Part One

TOOLBOX

FINANCING YOUR BUSINESS

The financing of most entrepreneurial companies begins with the owner’s checkbook and credit cards. “One definition of a small business is that if you have never put a payroll on your Visa, you’re not a small business,” says Ed Zimmer, CEO of ECCO, a Boise, Idaho, manufacturer of lighting, alarm, and other safety-related products. Some entrepreneurial companies continue to work on that basis. But most soon establish a business checking account, keep regular books (using QuickBooks or other accounting software), and hire a bookkeeper. At some point along the way, many entrepreneurial companies look for additional funds to finance their operations and growth. There are three generic sources of financing:

  • Owner financing. Entrepreneurs often put a lot of their own money into their businesses. They draw down their savings accounts. They take a second mortgage out on their houses. Their contributions of cash can be structured as equity investments in the business or as loans from the entrepreneur to the business. You should get an accountant or financial adviser to help you figure out the best way to structure the financing, taking into account taxes, future banking and financing requirements, and other considerations.
  • Other equity investment. If you get friends, family, or so-called angel investors to put money into the business, they will expect shares of stock in return. That is, they will be co-owners of the business with you. If their investment is large enough, they may be entitled to a seat on the board of directors, a say in major decisions, or both. They are your de facto business partners and shoulder part of the risk of the business. If you succeed, their stock will grow in value. If you fail, they may lose their investment.
  • Debt. Of course, you can also ask for loans from friends and family, or from your local bank. Banks won’t normally lend money to start-up businesses, but they will often lend to a start-up entrepreneur provided that the entrepreneur’s personal finances are healthy enough to ensure repayment of the loan whatever the fate of the business. People who lend you money are not part owners of the business and aren’t entitled to a say in major decisions. But you do have to pay them back on the agreed-upon terms. If you fail to do so, they are likely to have a legal claim on your assets.

BUILDING A FINANCIAL STAFF

An entrepreneurial company typically starts out with one person on the financial staff: a part-time bookkeeper (who may be the entrepreneur himself or herself, or a spouse). As your company grows, you may need a full-time bookkeeper (or bookkeeping firm), and you will also need an accountant, who can review your financial statements and prepare tax returns.
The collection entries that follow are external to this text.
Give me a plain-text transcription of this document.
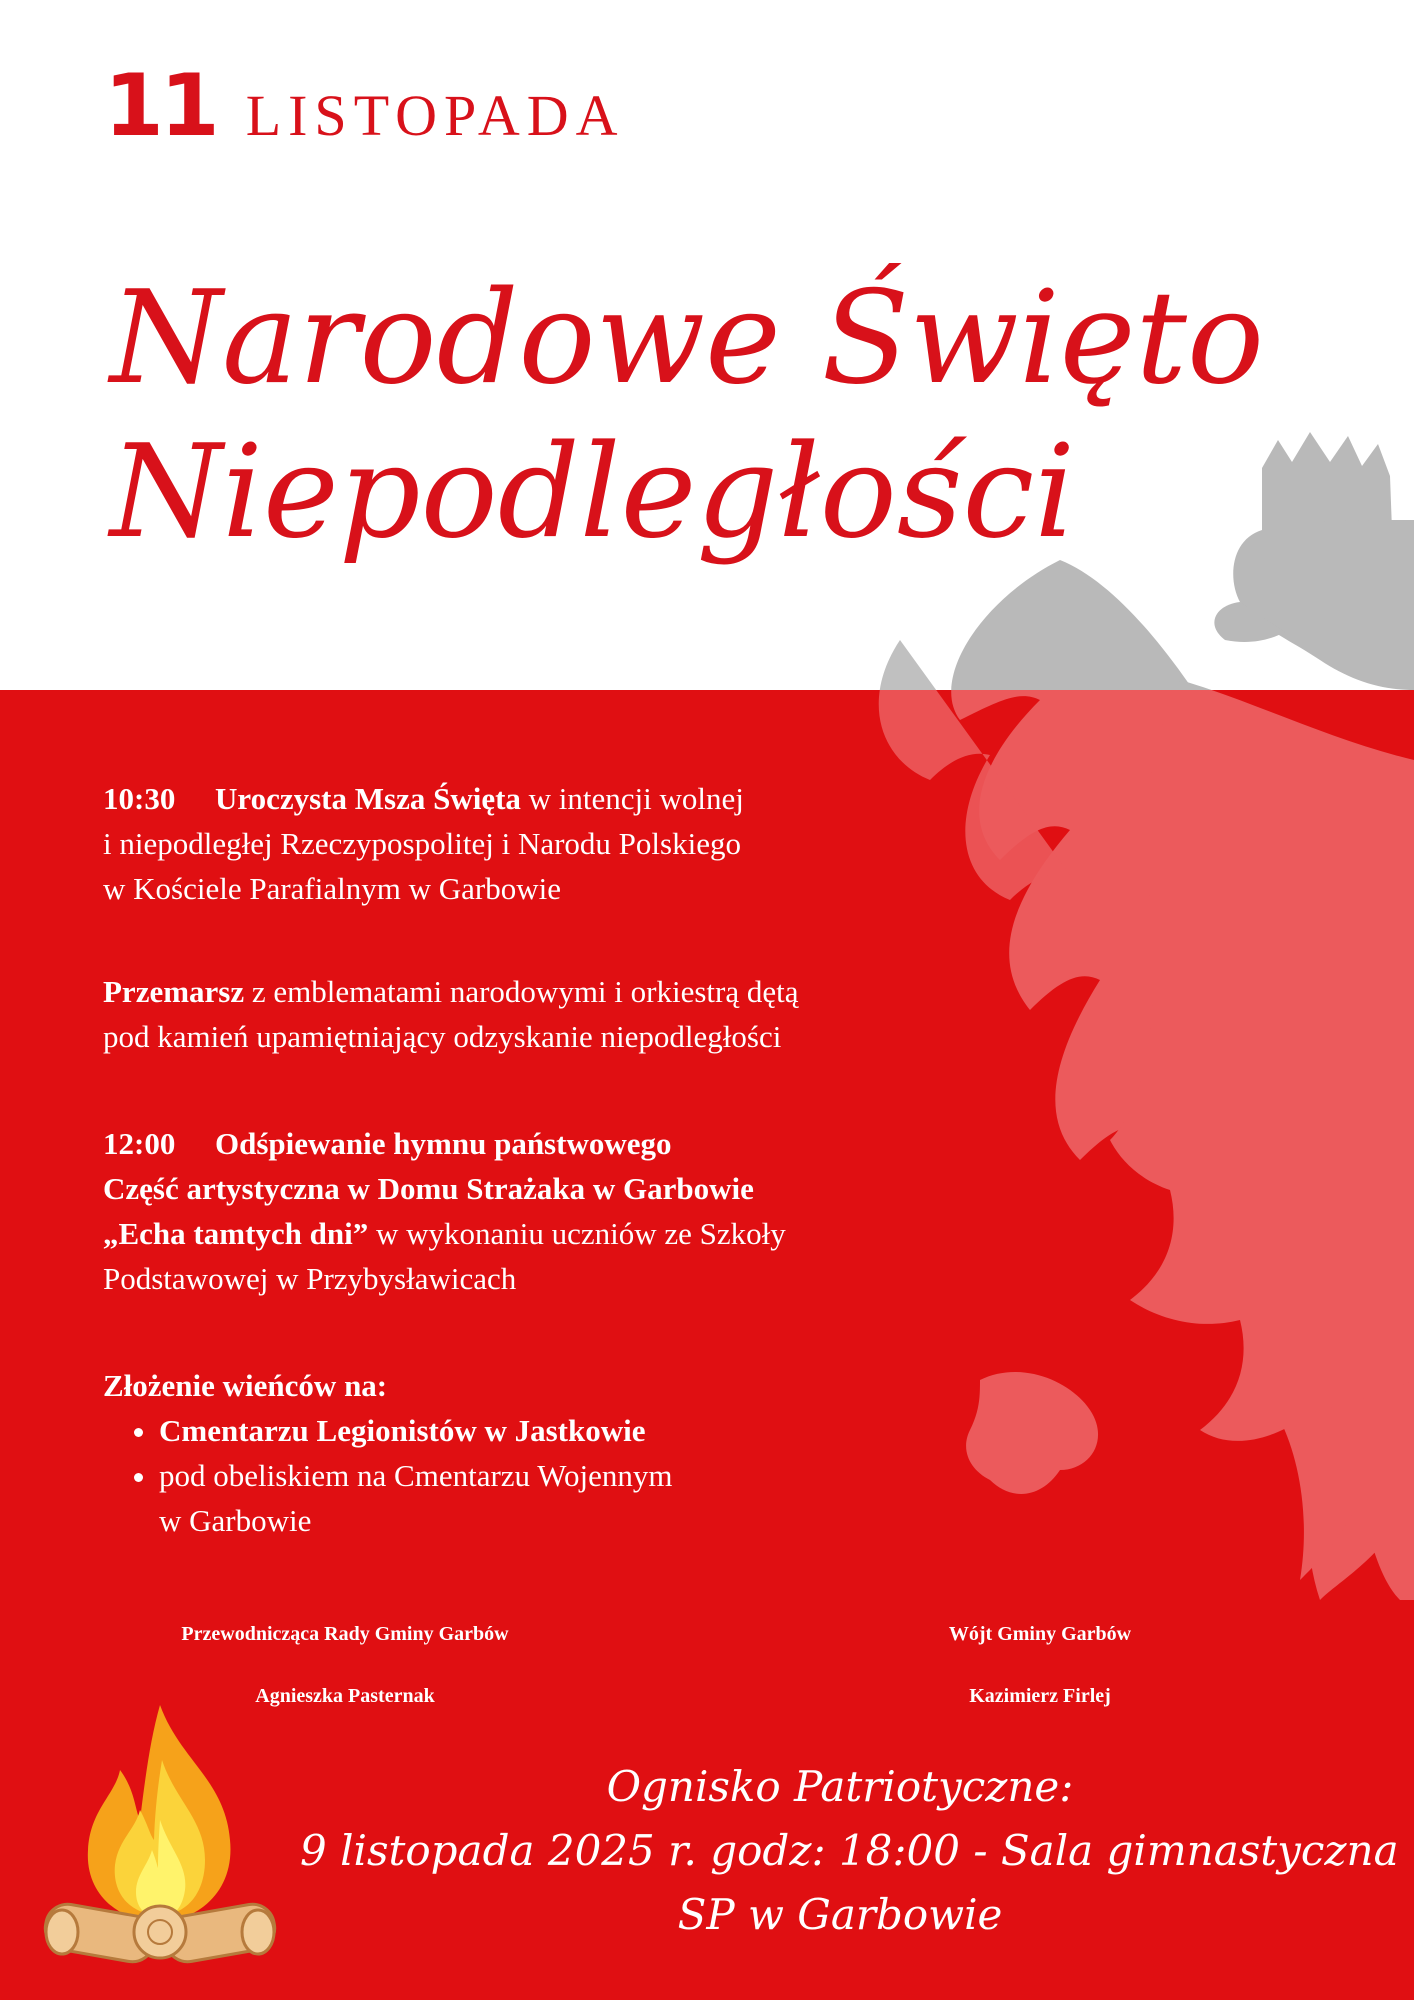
11 LISTOPADA
Narodowe Święto
Niepodległości
10:30 Uroczysta Msza Święta w intencji wolnej
i niepodległej Rzeczypospolitej i Narodu Polskiego
w Kościele Parafialnym w Garbowie
Przemarsz z emblematami narodowymi i orkiestrą dętą
pod kamień upamiętniający odzyskanie niepodległości
12:00 Odśpiewanie hymnu państwowego
Część artystyczna w Domu Strażaka w Garbowie
„Echa tamtych dni” w wykonaniu uczniów ze Szkoły
Podstawowej w Przybysławicach
Złożenie wieńców na:
• Cmentarzu Legionistów w Jastkowie
• pod obeliskiem na Cmentarzu Wojennym
w Garbowie
Przewodnicząca Rady Gminy Garbów
Agnieszka Pasternak
Wójt Gminy Garbów
Kazimierz Firlej
Ognisko Patriotyczne:
9 listopada 2025 r. godz: 18:00 - Sala gimnastyczna
SP w Garbowie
For many companies, that’s enough—particularly if your accountant is also qualified to serve as a financial adviser. “In my company, it was not until year three that I had internal accounting people,” says Chip Conley, CEO of Joie de Vivre Hospitality, a San Francisco – based hotel company that now has nearly $200 million in revenues. “For two years it was just outsourcing.”

But if and when your company grows significantly bigger, you will have to add full-time financial staff. Here’s a guide to the different titles and what they’re responsible for in larger companies:

  • Chief financial officer. CFOs in many companies are in charge of other internal departments as well, such as human resources and information technology. But their chief job is to oversee the management and strategy of the organization from a financial perspective. They are ultimately responsible for all the financial functions. In an entrepreneurial company, it is typically the CFO who plays the leading role in lining up financing, negotiating and structuring loans, managing cash flow, and making decisions about the company’s capital structure. The CFO is also ultimately responsible for the quality of the financial reporting. And he or she should use that information to advise you on the financial issues facing the company.
  • Treasurer. In larger companies, the treasurer is the financial person who deals with the outside world—meeting with analysts (for public companies), communicating with investors, and negotiating with bankers. Some would say that the ideal treasurer is a finance professional with a personality. The treasurer reports to the CFO.
  • Controller. Again, this is a separate position only in larger companies. The focus of the controller—sometimes spelled comptroller—is purely internal. His or her job is providing reliable and accurate financial reports. The controller is responsible for general accounting, financial reporting, business analysis, financial planning, asset management, and internal controls. He or she ensures that day-to-day transactions are recorded accurately and correctly. Without good, consistent data from the controller, the CFO and the treasurer can’t do their jobs.